When Abraham Kuyper the great Dutch preacher went to his first church in 1863 he had a very inadequate grasp of what the gospel was, and one of the godly women in his congregation at Beesd was called Pietje Baltus. She was thirty years old, the unmarried daughter of a miller. At his first home visit she refused to shake hands with him because he was not clear in his gospel preaching, and she relented only when he insisted. “All right, I will shake hands with you as a fellow human being, not as a minister,” she said. He liked her and often went back to her and spoke to her because he wanted to learn from her. All the modernism he had picked up in his student days had not been sluiced out of his system. He did learn and developed a more biblical understanding of the gospel. When she was an old lady and he was a national political leader he arranged for her to have a small pension.

But this strong conviction of Pietje Baltus was not the position of these women was it? You could not say that at the cross, or early on the first day of the week when they walked to the Sepulcher that they had a lively faith. They were not going to the grave to see it open and Jesus alive, though they had heard him many times speak of his crucifixion and on the third day his resurrection. None of these people prepared his body for the sepulchre in a spirit of anticipation. They were not watching for Jesus with Messianic hope. It was for them simply an isolated and heartbreaking event. How well had they learned from him after three years? Did they see in the hanging corpse the body of the Son of the living God? They took him down from the cross in love, and washed and cleaned and dressed his body in love, and they covered him in spices in love, and buried him in love, but a love that is not joined to true faith is not spiritual, it is sentimental. It is human affection and admiration, it is not faith wrought by the Holy Spirit. What of your love for Jesus Christ, is it largely emotional? Is it a matter of feeling, and respect? What depth is there?

The Times has an agony aunt named Bel Mooney, and last week (Wednesday February 2nd, 2006) she answered a person who had written in with this question: “I have a problem answering my daughter’s twins, aged six and a half, when they ask me if I believe in Jesus. My daughter is a born-again Christian, and a single parent, and I (being divorced) see the children a lot, for example, we holiday together. The twins go to Sunday school as well as Bible classes after school once a week. But I am an atheist, so it becomes a problem how to answer. Please help.”

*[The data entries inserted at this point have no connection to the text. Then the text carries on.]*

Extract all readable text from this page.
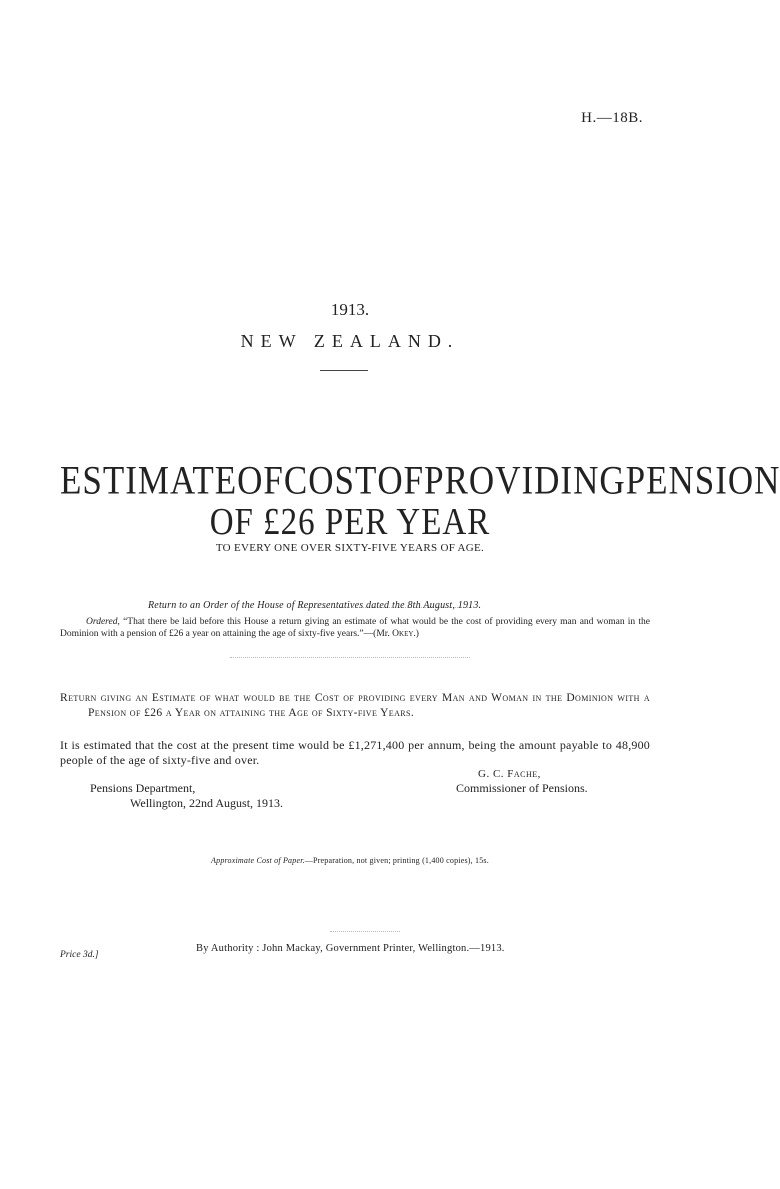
H.—18B.
1913.
NEW ZEALAND.
ESTIMATE OF COST OF PROVIDING PENSION
OF £26 PER YEAR
TO EVERY ONE OVER SIXTY-FIVE YEARS OF AGE.
Return to an Order of the House of Representatives dated the 8th August, 1913.
Ordered, “That there be laid before this House a return giving an estimate of what would be the cost of providing every man and woman in the Dominion with a pension of £26 a year on attaining the age of sixty-five years.”—(Mr. Okey.)
Return giving an Estimate of what would be the Cost of providing every Man and Woman in the Dominion with a Pension of £26 a Year on attaining the Age of Sixty-five Years.
It is estimated that the cost at the present time would be £1,271,400 per annum, being the amount payable to 48,900 people of the age of sixty-five and over.
G. C. Fache,
Commissioner of Pensions.
Pensions Department,
Wellington, 22nd August, 1913.
Approximate Cost of Paper.—Preparation, not given; printing (1,400 copies), 15s.
By Authority : John Mackay, Government Printer, Wellington.—1913.
Price 3d.]
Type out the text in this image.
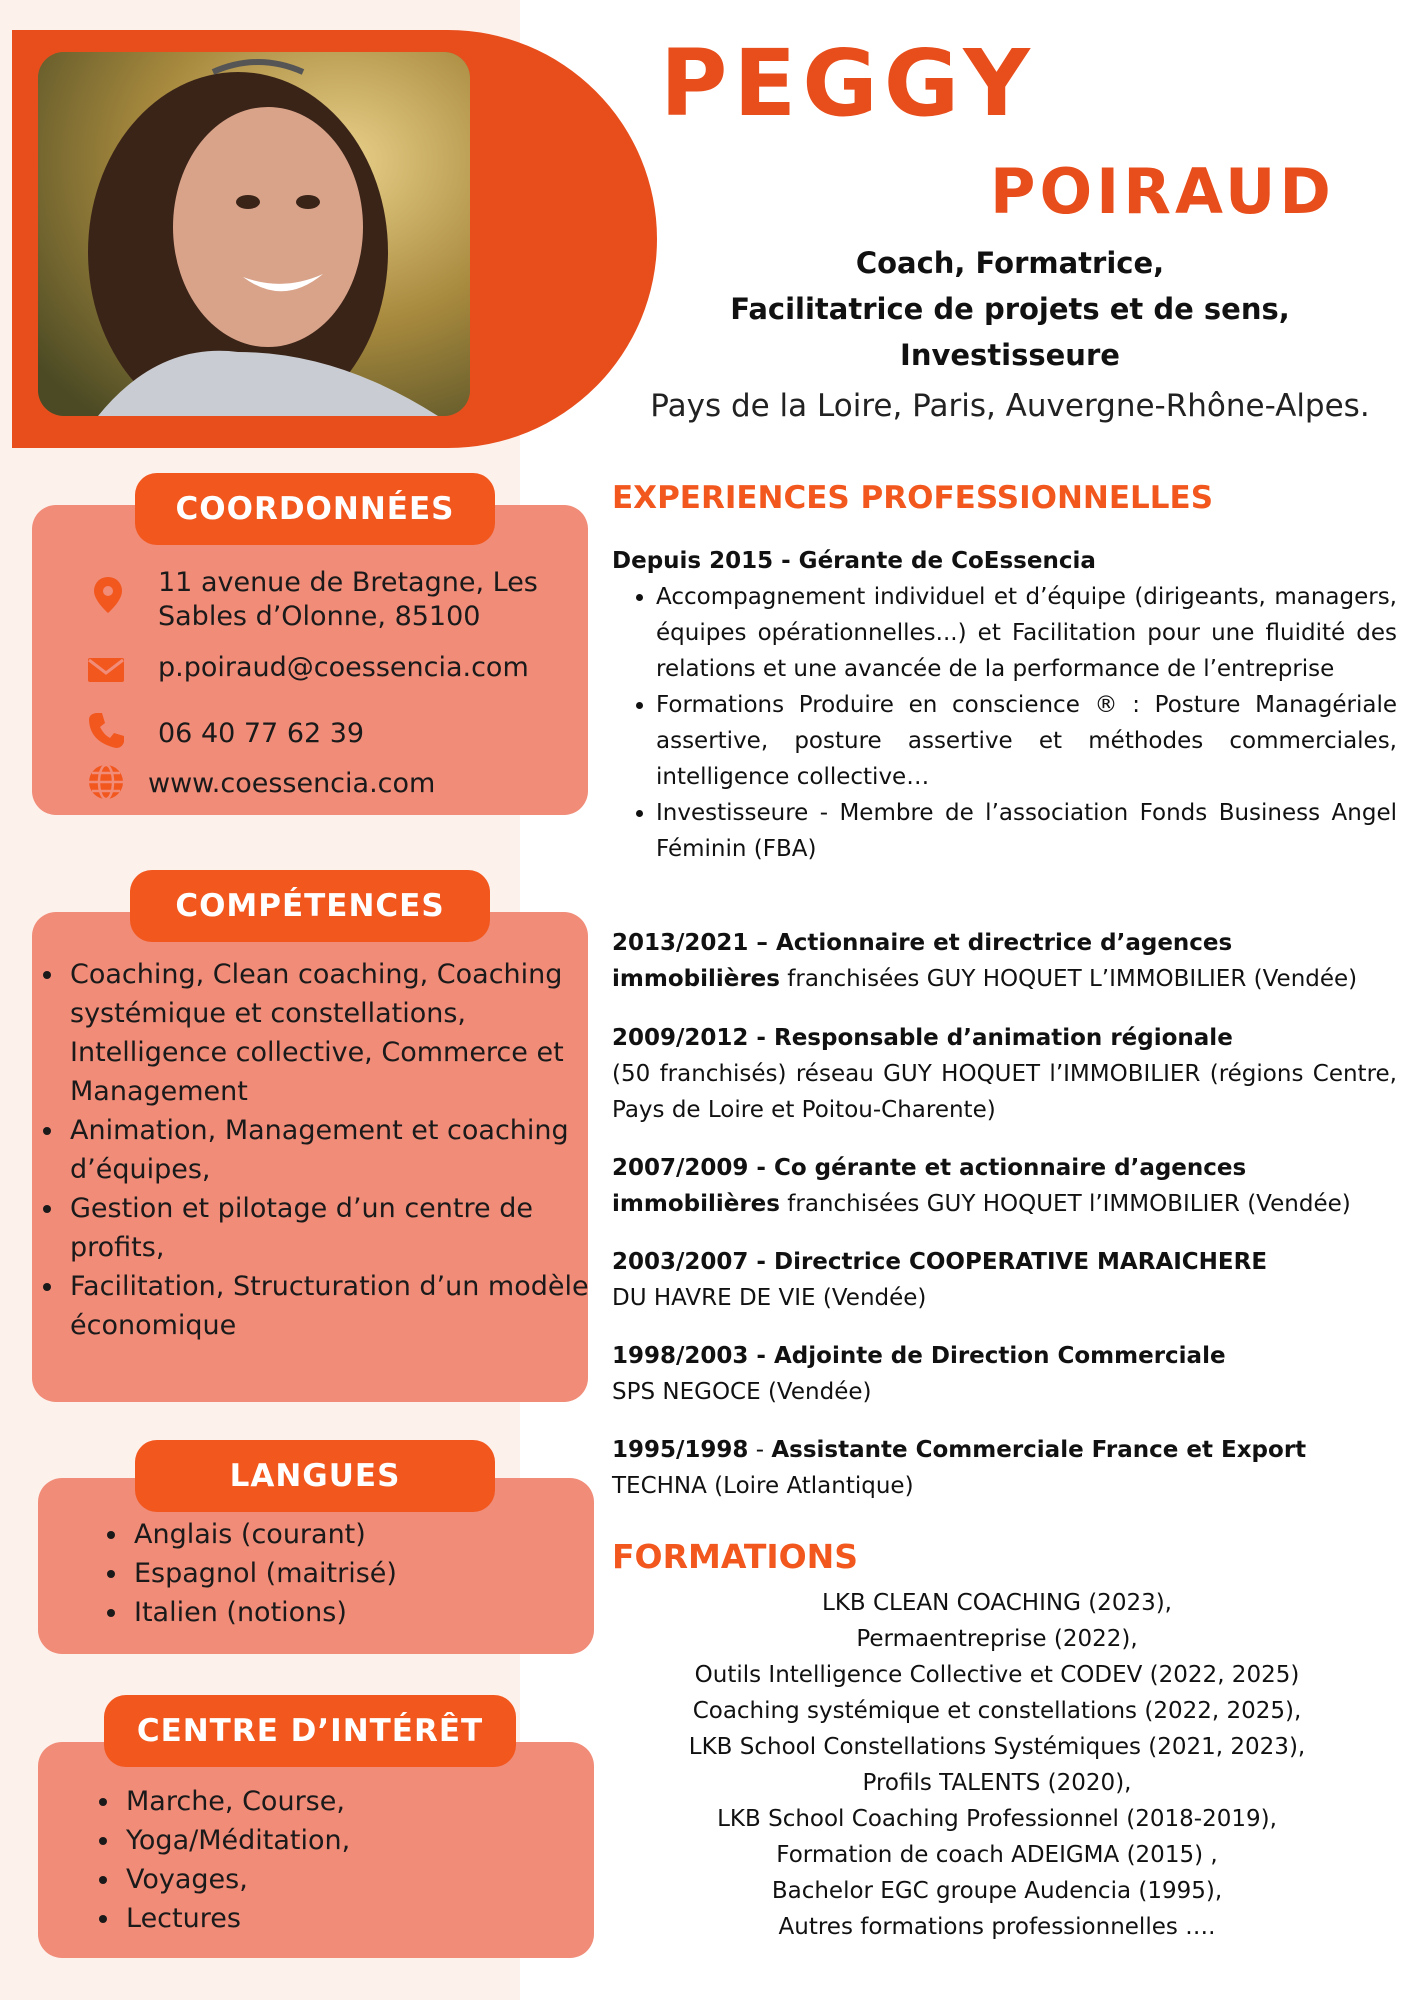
PEGGY
POIRAUD
Coach, Formatrice,
Facilitatrice de projets et de sens,
Investisseure
Pays de la Loire, Paris, Auvergne-Rhône-Alpes.
COORDONNÉES
11 avenue de Bretagne, Les
Sables d’Olonne, 85100
p.poiraud@coessencia.com
06 40 77 62 39
www.coessencia.com
COMPÉTENCES
• Coaching, Clean coaching, Coaching systémique et constellations, Intelligence collective, Commerce et Management
• Animation, Management et coaching d’équipes,
• Gestion et pilotage d’un centre de profits,
• Facilitation, Structuration d’un modèle économique
LANGUES
• Anglais (courant)
• Espagnol (maitrisé)
• Italien (notions)
CENTRE D’INTÉRÊT
• Marche, Course,
• Yoga/Méditation,
• Voyages,
• Lectures
EXPERIENCES PROFESSIONNELLES
Depuis 2015 - Gérante de CoEssencia
• Accompagnement individuel et d’équipe (dirigeants, managers, équipes opérationnelles...) et Facilitation pour une fluidité des relations et une avancée de la performance de l’entreprise
• Formations Produire en conscience ® : Posture Managériale assertive, posture assertive et méthodes commerciales, intelligence collective…
• Investisseure - Membre de l’association Fonds Business Angel Féminin (FBA)
2013/2021 – Actionnaire et directrice d’agences immobilières franchisées GUY HOQUET L’IMMOBILIER (Vendée)
2009/2012 - Responsable d’animation régionale
(50 franchisés) réseau GUY HOQUET l’IMMOBILIER (régions Centre, Pays de Loire et Poitou-Charente)
2007/2009 - Co gérante et actionnaire d’agences immobilières franchisées GUY HOQUET l’IMMOBILIER (Vendée)
2003/2007 - Directrice COOPERATIVE MARAICHERE
DU HAVRE DE VIE (Vendée)
1998/2003 - Adjointe de Direction Commerciale
SPS NEGOCE (Vendée)
1995/1998 - Assistante Commerciale France et Export
TECHNA (Loire Atlantique)
FORMATIONS
LKB CLEAN COACHING (2023),
Permaentreprise (2022),
Outils Intelligence Collective et CODEV (2022, 2025)
Coaching systémique et constellations (2022, 2025),
LKB School Constellations Systémiques (2021, 2023),
Profils TALENTS (2020),
LKB School Coaching Professionnel (2018-2019),
Formation de coach ADEIGMA (2015) ,
Bachelor EGC groupe Audencia (1995),
Autres formations professionnelles ….
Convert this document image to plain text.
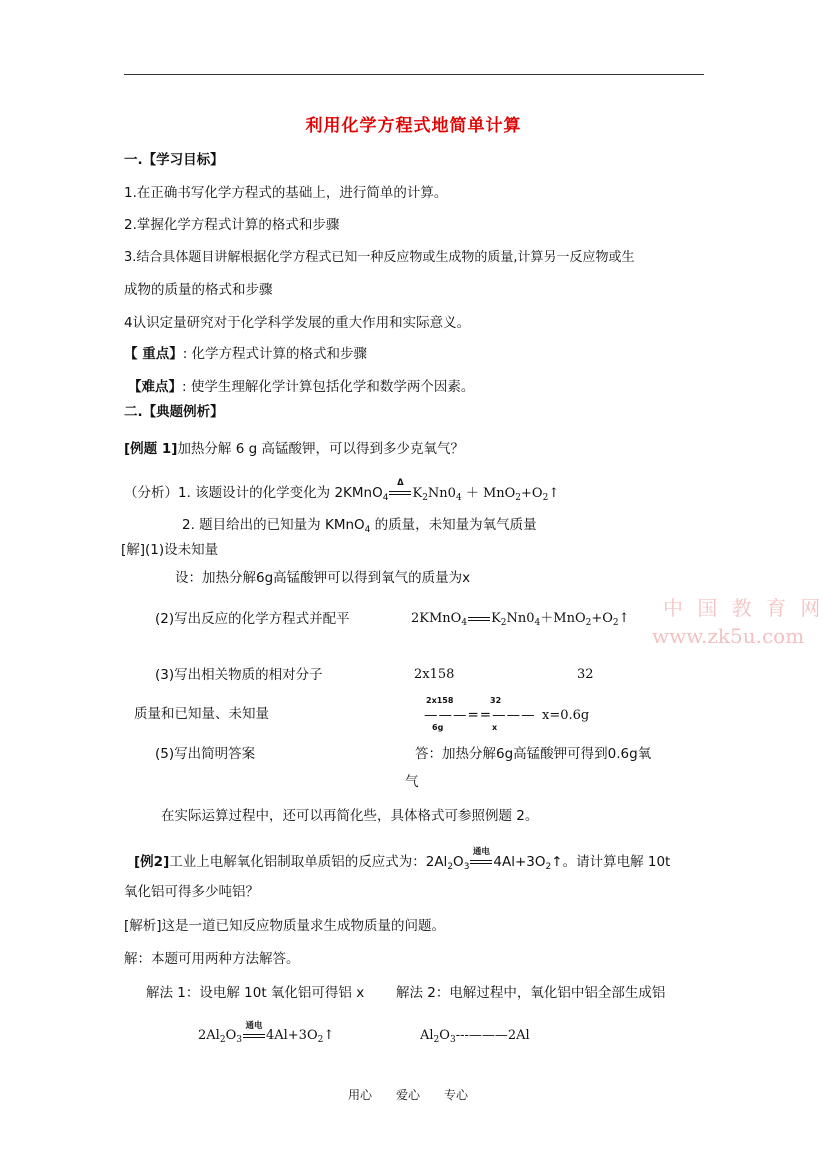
利用化学方程式地简单计算
一.【学习目标】
1.在正确书写化学方程式的基础上，进行简单的计算。
2.掌握化学方程式计算的格式和步骤
3.结合具体题目讲解根据化学方程式已知一种反应物或生成物的质量,计算另一反应物或生
成物的质量的格式和步骤
4认识定量研究对于化学科学发展的重大作用和实际意义。
【 重点】: 化学方程式计算的格式和步骤
【难点】: 使学生理解化学计算包括化学和数学两个因素。
二.【典题例析】
[例题 1]加热分解 6 g 高锰酸钾，可以得到多少克氧气？
（分析）1. 该题设计的化学变化为 2KMnO$_4$
Δ
$K_2Nn0_4$ ＋ $MnO_2+O_2↑$
2. 题目给出的已知量为 KMnO$_4$ 的质量，未知量为氧气质量
[解](1)设未知量
设：加热分解6g高锰酸钾可以得到氧气的质量为x
(2)写出反应的化学方程式并配平	2KMnO$_4$ $K_2Nn0_4+MnO_2+O_2↑$ 中 国 教 育 网
www.zk5u.com
(3)写出相关物质的相对分子	2x158	32
质量和已知量、未知量
2x158	32
———==———
6g	x
x=0.6g
(5)写出简明答案	答：加热分解6g高锰酸钾可得到0.6g氧
气
在实际运算过程中，还可以再简化些，具体格式可参照例题 2。
[例2]工业上电解氧化铝制取单质铝的反应式为：$2Al_2O_3$
通电
$4Al+3O_2↑$。请计算电解 10t
氧化铝可得多少吨铝？
[解析]这是一道已知反应物质量求生成物质量的问题。
解：本题可用两种方法解答。
解法 1：设电解 10t 氧化铝可得铝 x 解法 2：电解过程中，氧化铝中铝全部生成铝
$2Al_2O_3$
通电
$4Al+3O_2↑$	$Al_2O_3---———2Al$
用心　　爱心　　专心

Amongst other things Bel Mooney replies, “Personally, I’d rather they were at Sunday school than stuck in front of the television watching the rubbish that many children are allowed to see. Fix on Jesus as a good man and answer accordingly.” But would a good man, if he were a mere man, claim that he would judge the whole human race and that from his lips men would receive their eternal destinies. Would a good man claim this? Our answer would be, “Is your atheism set in stone? Can you look again? Can’t you read and think about the person of the Lord Jesus Christ?”